Einde inhoudsopgave
Leidraad Invordering 2008
26.3.8 Speciale crediteuren en saneringsakkoord
Geldend
Geldend vanaf 01-08-2022
- Bronpublicatie:
25-07-2022, Stcrt. 2022, 19934 (uitgifte: 29-07-2022, regelingnummer: 2022-196575)
- Inwerkingtreding
01-08-2022
- Bronpublicatie inwerkingtreding:
25-07-2022, Stcrt. 2022, 19934 (uitgifte: 29-07-2022, regelingnummer: 2022-196575)
- Vakgebied(en)
Invordering (V)
Een aantal crediteuren neemt een zodanige positie in dat zij niet noodzakelijkerwijs tot een akkoord hoeven toe te treden om (een deel van) de vordering die zij hebben, te kunnen innen.
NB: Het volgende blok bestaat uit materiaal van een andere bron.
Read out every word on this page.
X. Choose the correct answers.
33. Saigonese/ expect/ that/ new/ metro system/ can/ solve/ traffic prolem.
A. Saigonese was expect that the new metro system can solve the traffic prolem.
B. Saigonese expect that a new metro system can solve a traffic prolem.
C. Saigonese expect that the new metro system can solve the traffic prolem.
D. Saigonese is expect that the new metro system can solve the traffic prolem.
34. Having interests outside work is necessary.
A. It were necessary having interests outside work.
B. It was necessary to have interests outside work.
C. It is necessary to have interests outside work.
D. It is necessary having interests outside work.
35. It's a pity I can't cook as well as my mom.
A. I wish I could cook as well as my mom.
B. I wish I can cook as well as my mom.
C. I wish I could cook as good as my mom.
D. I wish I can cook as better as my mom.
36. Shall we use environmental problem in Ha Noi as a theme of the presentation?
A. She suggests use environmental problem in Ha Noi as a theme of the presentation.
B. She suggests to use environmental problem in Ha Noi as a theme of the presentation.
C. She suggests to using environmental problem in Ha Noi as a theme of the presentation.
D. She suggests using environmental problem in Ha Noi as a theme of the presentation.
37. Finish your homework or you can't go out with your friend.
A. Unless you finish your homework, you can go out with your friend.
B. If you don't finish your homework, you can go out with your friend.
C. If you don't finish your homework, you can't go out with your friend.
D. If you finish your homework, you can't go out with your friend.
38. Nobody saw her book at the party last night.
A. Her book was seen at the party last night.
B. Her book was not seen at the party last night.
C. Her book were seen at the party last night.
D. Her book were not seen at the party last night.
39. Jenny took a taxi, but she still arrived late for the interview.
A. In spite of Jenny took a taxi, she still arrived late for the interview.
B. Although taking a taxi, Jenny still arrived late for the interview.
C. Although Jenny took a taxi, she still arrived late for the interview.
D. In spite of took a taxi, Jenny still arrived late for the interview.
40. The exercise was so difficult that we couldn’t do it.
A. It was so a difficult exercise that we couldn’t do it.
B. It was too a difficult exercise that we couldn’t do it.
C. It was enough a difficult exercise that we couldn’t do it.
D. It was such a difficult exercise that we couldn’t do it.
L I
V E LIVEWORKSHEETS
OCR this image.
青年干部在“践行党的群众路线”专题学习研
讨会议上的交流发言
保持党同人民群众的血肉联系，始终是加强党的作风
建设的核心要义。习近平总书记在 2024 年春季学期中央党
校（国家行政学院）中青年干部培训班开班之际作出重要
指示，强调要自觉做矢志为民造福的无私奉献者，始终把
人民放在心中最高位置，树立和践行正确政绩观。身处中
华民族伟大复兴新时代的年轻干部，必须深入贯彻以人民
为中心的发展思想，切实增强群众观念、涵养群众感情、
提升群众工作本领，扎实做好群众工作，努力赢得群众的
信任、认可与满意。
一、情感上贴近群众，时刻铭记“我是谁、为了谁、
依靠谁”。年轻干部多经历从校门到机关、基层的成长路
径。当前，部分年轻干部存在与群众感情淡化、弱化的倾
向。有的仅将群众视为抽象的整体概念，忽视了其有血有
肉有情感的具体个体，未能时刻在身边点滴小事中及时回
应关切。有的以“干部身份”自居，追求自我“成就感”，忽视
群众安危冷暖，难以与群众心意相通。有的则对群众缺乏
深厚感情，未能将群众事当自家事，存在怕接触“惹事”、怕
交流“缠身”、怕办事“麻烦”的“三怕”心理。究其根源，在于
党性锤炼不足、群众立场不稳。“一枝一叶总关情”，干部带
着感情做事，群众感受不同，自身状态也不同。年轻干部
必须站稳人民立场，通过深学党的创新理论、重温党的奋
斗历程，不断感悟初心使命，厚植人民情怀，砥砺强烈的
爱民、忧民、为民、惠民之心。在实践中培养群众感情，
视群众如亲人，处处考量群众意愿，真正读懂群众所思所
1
Tot die crediteuren behoren onder meer:
- —
Pandhouders, omdat het recht van voorrang van de pandhouder op het in pand gegeven goed boven het voorrecht van de fiscus gaat, staat het niet deelnemen van de pandhouder aan het akkoord niet aan een deelname daaraan door de ontvanger in de weg. Vanzelfsprekend zal in aanmerking moeten worden genomen dat het recht van voorrang van de pandhouder afhankelijk is van — en dus qua belang beperkt is tot — de waarde van het in pand gegeven goed. Voor het niet door pand gedekte gedeelte van zijn vordering kan de pandhouder slechts als concurrent schuldeiser worden aangemerkt. De bezitloos pandhouder wiens pandrecht betrekking heeft op een zaak als bedoeld in artikel 21, tweede lid, tweede volzin, van de wet is voor die zaak lager bevoorrecht dan de fiscus. Voor hem geldt het voorgaande dus niet.
- —
Leveranciers die de eigendom van de geleverde zaak hebben voorbehouden. Als een leverancier de eigendom van de geleverde zaak heeft voorbehouden, moet bij het bepalen van de grootte van zijn vordering rekening worden gehouden met dat eigendomsvoorbehoud. Het voorgaande is niet van toepassing als de ontvanger met toepassing van het bodemrecht beslag heeft gelegd op deze zaak. In dat geval moet integrale voldoening van de waarde van de bodemzaak worden geëist en voor het restant van de fiscale vordering (ten minste) het dubbele percentage.
- —
Cessionarissen, als sprake is van rechtsgeldige gecedeerde uit te betalen bedragen en de ontvanger heeft eveneens met de cessie ingestemd, dan wordt bij een akkoord de vordering van de crediteur/cessionaris in aanmerking genomen met inachtneming van de te verwachten uit te betalen bedragen. De hoogte van de vordering van de ontvanger wordt bepaald zonder rekening te houden met de te verwachten — maar rechtsgeldig gecedeerde — uit te betalen bedragen.
- —
Dwangcrediteuren. Onder ‘dwangcrediteuren’ worden in dit verband verstaan leveranciers die niet bereid zijn aan een akkoord mee te werken terwijl de onderneming zonder hen niet verder kan werken. Hiermee vergelijkbaar is de adviseur/boekhouder die de stukken moet produceren die voor de beoordeling van het aanbod nodig zijn. Bij de beoordeling van het akkoord houdt de ontvanger rekening met de volledige betaling van de vordering van de adviseur/boekhouder.
- –
Publieke schuldeisers, indien en voor zover die een vordering hebben op belastingschuldige waarop artikel 107, eerste lid, van het Verdrag betreffende de werking van de Europese Unie van toepassing is en die daarom niet mag worden kwijtgescholden, tenzij die vordering vanwege het verwijtbaar handelen of nalaten van belastingschuldige is ontstaan of onbetaald gebleven.